[Date Prev][Date Next][Thread Prev][Thread Next][Date Index][Thread Index]
Re: [avr-libc-dev] Even faster decimal code
From: |
Georg-Johann Lay |
Subject: |
Re: [avr-libc-dev] Even faster decimal code |
Date: |
Sat, 24 Dec 2016 12:42:42 +0100 |
User-agent: |
Thunderbird 2.0.0.24 (Windows/20100228) |
George Spelvin schrieb:
I mentioned last time trying doing something like this, and now
I have it coded up (as utoa_bytes()).
Input Decimal
bits mem_toa mem_tod itoa nibbles bytes
8 269 220 217 141 143
16 664 462 451 321 273
24 1294 783 838 608 432
32 2059 1219 1167 948 666
40 3059 1775 1649 1395 941
48 4194 2373 2127 1895 1217
56 5477 3069 2733 2459 1551
64 6995 3822 3420 3130 1902
It's larger (120 bytes, vs, 90 for the nibbles code), and has a bit more
startup overhead, but is quite fast. I also have a 122-byte variant
which saves 1 cycle per pair of digits. (1895 cycles for 2^64-1.)

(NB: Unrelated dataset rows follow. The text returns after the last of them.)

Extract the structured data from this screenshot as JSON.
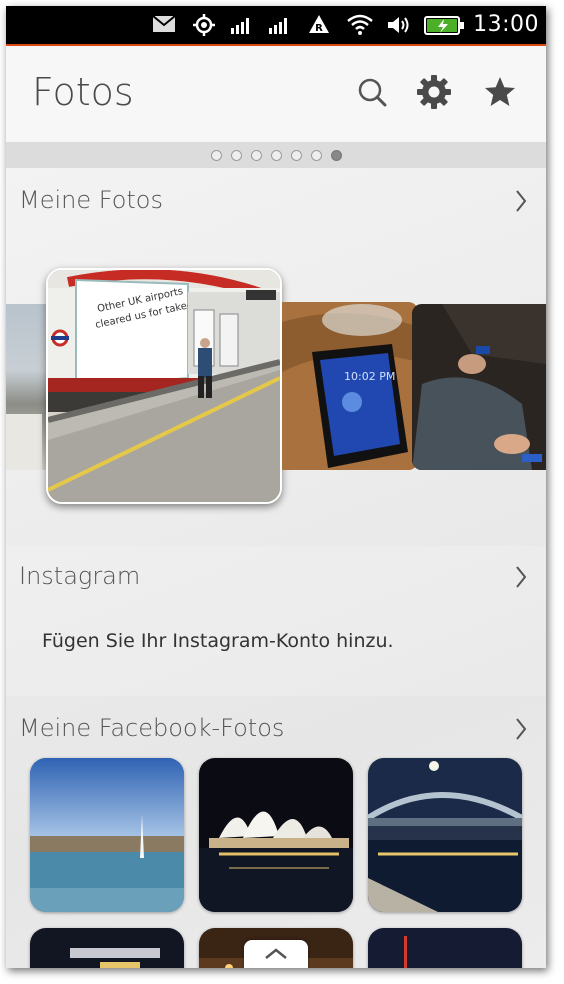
{
  "status_bar": {
    "time": "13:00",
    "icons": [
      "mail-icon",
      "location-icon",
      "signal-icon",
      "signal-icon",
      "roaming-icon",
      "wifi-icon",
      "volume-icon",
      "battery-charging-icon"
    ]
  },
  "header": {
    "title": "Fotos",
    "actions": [
      "search-icon",
      "settings-icon",
      "favorite-star-icon"
    ]
  },
  "page_indicator": {
    "count": 7,
    "active_index": 6
  },
  "sections": {
    "my_photos": {
      "label": "Meine Fotos"
    },
    "instagram": {
      "label": "Instagram",
      "hint": "Fügen Sie Ihr Instagram-Konto hinzu."
    },
    "facebook": {
      "label": "Meine Facebook-Fotos"
    }
  },
  "colors": {
    "accent": "#dd4814",
    "text": "#4a4a4a"
  }
}
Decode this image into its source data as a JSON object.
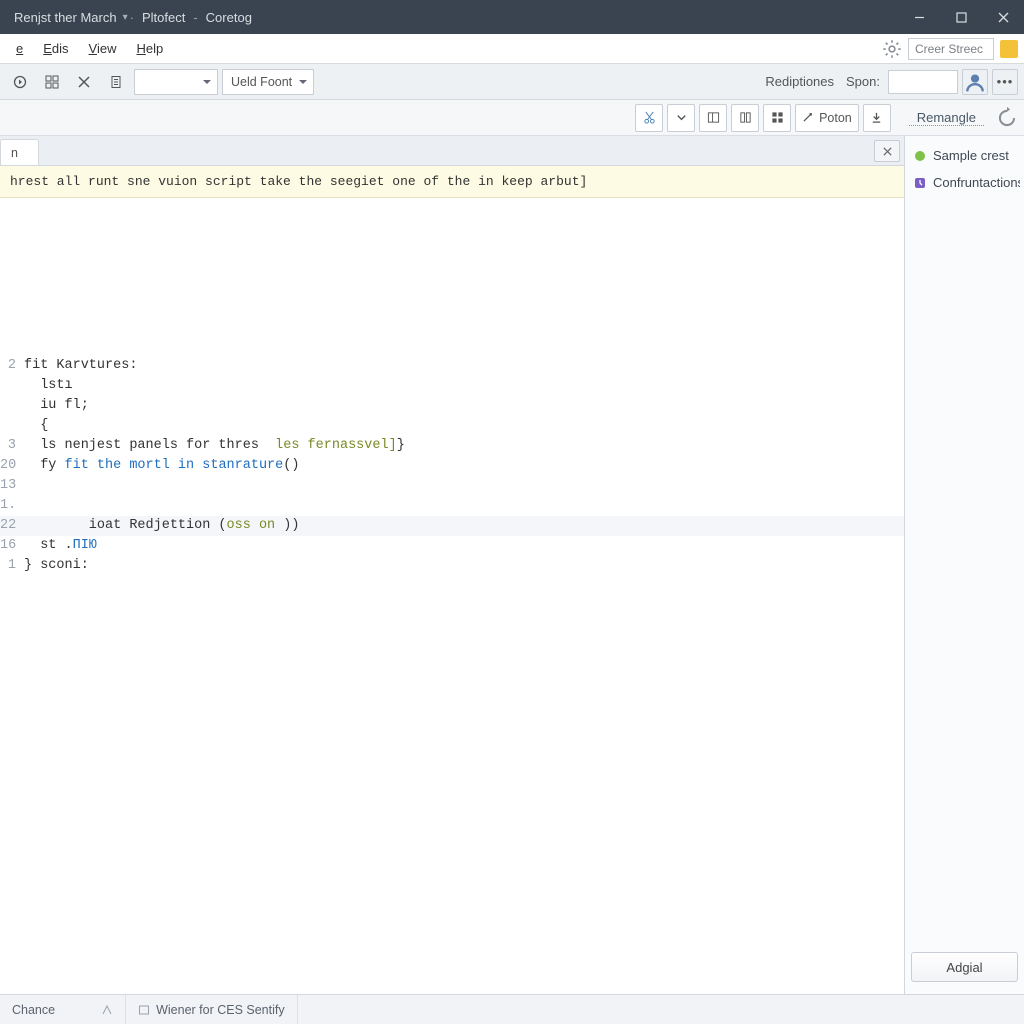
{
  "titlebar": {
    "seg1": "Renjst ther March",
    "seg2": "Pltofect",
    "seg3": "Coretog"
  },
  "menubar": {
    "file_pre": "",
    "file_u": "e",
    "file_post": "",
    "edit_pre": "",
    "edit_u": "E",
    "edit_post": "dis",
    "view_pre": "",
    "view_u": "V",
    "view_post": "iew",
    "help_pre": "",
    "help_u": "H",
    "help_post": "elp",
    "search_placeholder": "Creer Streec"
  },
  "toolbar": {
    "combo2": "Ueld Foont",
    "right_label1": "Rediptiones",
    "right_label2": "Spon:"
  },
  "toolbar2": {
    "poton": "Poton",
    "right_label": "Remangle"
  },
  "tabs": {
    "t0": "n"
  },
  "banner": "hrest all runt sne vuion script take the seegiet one of the in keep arbut]",
  "code": {
    "l1_g": "2",
    "l1": "fit Karvtures:",
    "l2_g": "",
    "l2": "  lstı",
    "l3_g": "",
    "l3": "  iu fl;",
    "l4_g": "",
    "l4": "",
    "l5_g": "",
    "l5": "",
    "l6_g": "",
    "l6": "  {",
    "l7_g": "3",
    "l7a": "  ls nenjest panels for thres  ",
    "l7b": "les fernassvel]",
    "l7c": "}",
    "l8_g": "20",
    "l8a": "  fy ",
    "l8b": "fit the mortl in stanrature",
    "l8c": "()",
    "l9_g": "13",
    "l9": "",
    "l10_g": "1.",
    "l10": "",
    "l11_g": "22",
    "l11a": "        ioat Redjettion (",
    "l11b": "oss on ",
    "l11c": "))",
    "l12_g": "16",
    "l12a": "  st .",
    "l12b": "ПIЮ",
    "l13_g": "1",
    "l13a": "} ",
    "l13b": "sconi:"
  },
  "side": {
    "item1": "Sample crest",
    "item2": "Confruntactions",
    "button": "Adgial"
  },
  "status": {
    "left": "Chance",
    "center": "Wiener for CES Sentify"
  }
}
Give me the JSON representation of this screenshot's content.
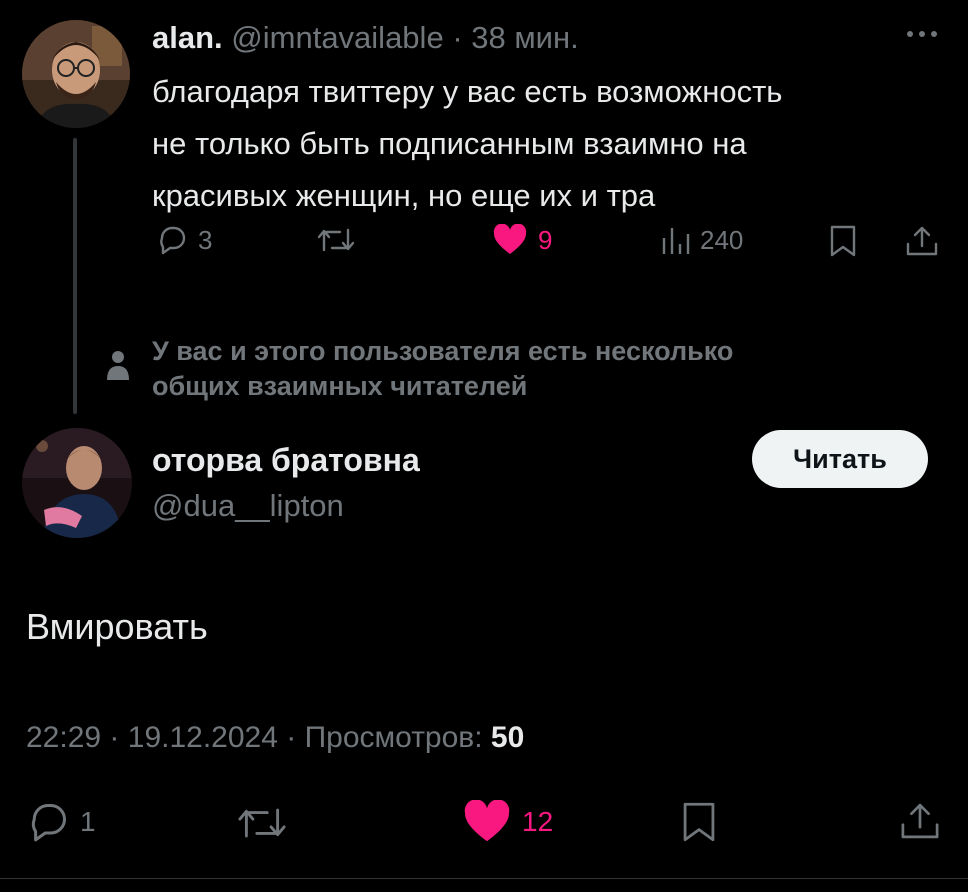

I'm interested in this both for speed, and because it's a good fit to my
suggestion of saving RAM space buffering the converted digits in BCD.
So now that we have several good candidates, how to proceed?
What size/speed tradeoff should be the final choice?
After all it's you who will provide the final implementation and
testing, hence the final decision of what's appropriate, how much
effort will be put into the implementation, and what the final code
will look like is your decision, IMO.
Personally, I'm not worried about 30 bytes of code on enhanced AVRs with
a multiplier, and although I haven't coded up the combined algorithm, I
believe the whole thing is smaller than the ultoa_invert code it replaces.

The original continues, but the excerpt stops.